My question: when are the French going to speak up? Yes, Martino sold them information (as well as to others, I understand). They also warned the US off the information as I understand from a previous reading of the SSCI Phase I report. The Italians have been blaming them directly and indirectly for over a year for the Niger forgeries and as far as I have seen, the French haven't really spoken up to defend themselves very vigorously. I assumed that was because they were embarrassed that they are/were a client of Rocco Martino's. Time to speak up!

One other point. The very fact of the Italian government's panic and almost hysterical pushback since reporters identified Rocco Martino in the summer of 2004 - compared to the utter coolness and lack of defensiveness from the French -- does make one wonder, what does the Italian government have to hide? Why the panic?

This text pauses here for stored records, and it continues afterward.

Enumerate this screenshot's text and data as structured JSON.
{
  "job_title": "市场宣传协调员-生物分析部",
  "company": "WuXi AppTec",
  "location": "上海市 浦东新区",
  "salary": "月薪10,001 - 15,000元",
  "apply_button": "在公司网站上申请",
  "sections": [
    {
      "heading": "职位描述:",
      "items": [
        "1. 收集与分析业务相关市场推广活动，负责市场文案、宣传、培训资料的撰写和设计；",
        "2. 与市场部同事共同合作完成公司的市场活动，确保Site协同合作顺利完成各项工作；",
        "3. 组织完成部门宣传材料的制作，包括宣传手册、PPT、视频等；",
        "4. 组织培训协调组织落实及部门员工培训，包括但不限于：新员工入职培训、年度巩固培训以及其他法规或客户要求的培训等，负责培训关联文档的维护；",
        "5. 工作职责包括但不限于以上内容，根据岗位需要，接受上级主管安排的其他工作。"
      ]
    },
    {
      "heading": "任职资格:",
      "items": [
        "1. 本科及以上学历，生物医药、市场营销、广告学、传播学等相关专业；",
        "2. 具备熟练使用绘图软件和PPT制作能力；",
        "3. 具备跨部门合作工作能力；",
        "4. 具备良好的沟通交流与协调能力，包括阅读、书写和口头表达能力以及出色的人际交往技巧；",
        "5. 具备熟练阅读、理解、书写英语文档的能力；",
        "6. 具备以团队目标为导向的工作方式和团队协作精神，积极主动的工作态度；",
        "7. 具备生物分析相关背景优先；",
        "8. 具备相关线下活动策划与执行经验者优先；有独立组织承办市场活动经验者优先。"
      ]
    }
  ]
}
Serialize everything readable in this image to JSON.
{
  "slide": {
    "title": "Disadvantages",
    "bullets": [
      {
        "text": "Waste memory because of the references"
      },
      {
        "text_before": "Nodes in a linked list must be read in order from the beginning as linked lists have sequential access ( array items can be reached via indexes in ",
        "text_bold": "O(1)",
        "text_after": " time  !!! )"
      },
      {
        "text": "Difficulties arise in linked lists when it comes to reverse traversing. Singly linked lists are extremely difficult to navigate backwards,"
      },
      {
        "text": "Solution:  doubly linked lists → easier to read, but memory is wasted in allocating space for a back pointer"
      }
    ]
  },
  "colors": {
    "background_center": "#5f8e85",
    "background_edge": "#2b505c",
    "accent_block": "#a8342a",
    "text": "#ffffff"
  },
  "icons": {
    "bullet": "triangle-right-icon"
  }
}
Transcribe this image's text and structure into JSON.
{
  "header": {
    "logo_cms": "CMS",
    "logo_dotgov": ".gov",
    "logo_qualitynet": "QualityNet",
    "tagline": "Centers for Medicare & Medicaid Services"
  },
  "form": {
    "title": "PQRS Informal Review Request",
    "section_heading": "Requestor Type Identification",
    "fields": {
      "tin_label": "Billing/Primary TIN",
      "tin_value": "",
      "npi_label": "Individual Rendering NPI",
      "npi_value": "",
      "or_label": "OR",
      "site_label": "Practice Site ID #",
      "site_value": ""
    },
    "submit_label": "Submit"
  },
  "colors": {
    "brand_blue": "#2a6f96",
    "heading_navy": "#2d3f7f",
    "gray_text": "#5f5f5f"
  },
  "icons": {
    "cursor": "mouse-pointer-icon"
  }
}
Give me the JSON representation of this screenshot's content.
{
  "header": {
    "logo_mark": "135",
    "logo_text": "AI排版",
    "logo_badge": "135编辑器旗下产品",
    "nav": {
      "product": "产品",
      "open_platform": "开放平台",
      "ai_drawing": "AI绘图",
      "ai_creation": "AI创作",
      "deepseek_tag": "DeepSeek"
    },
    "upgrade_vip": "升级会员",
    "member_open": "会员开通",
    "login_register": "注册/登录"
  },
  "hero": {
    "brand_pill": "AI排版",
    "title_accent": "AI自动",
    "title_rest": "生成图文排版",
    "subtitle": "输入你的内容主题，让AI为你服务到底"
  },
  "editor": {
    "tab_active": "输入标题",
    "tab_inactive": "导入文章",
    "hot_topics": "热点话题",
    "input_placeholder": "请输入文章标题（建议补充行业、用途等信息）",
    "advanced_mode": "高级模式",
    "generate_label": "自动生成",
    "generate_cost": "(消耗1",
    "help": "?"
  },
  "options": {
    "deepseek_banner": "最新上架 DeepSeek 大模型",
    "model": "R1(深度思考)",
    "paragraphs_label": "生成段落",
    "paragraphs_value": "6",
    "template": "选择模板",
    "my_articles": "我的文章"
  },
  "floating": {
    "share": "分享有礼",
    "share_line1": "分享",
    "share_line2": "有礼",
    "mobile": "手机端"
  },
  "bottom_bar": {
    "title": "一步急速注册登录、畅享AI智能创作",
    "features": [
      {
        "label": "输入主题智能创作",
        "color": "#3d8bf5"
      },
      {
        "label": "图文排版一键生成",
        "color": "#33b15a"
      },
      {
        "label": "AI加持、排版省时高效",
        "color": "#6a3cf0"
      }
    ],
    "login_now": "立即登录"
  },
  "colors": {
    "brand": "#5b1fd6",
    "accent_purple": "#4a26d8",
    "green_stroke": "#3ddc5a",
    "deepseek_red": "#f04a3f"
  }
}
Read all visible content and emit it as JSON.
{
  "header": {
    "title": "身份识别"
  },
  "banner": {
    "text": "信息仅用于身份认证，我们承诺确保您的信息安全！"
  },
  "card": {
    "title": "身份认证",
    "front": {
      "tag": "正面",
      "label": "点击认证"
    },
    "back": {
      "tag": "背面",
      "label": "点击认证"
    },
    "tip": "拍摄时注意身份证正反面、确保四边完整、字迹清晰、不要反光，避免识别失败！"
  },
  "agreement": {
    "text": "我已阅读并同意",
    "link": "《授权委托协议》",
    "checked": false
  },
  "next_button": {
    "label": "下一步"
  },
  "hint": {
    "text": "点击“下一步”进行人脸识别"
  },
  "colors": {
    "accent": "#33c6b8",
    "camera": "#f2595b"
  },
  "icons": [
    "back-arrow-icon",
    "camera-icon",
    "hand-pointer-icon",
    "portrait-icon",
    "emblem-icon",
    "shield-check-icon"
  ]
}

It's suspicious in its own right, especially since I don't really see the Italian government denying the facts of the case, that Nucera, Rocco and La Signora worked for Sismi at one time or the other, and were the gang that came together that resulted in the global dissemination of the forgeries. In its very excessiveness, Rome's panic at Martino and other Sismi-affiliated officials being identified in connection with the Niger forgeries resembles nothing so much as the White House panic at Joe Wilson's allegations about the dubiousness of the substance of the Niger yellowcake claims themselves.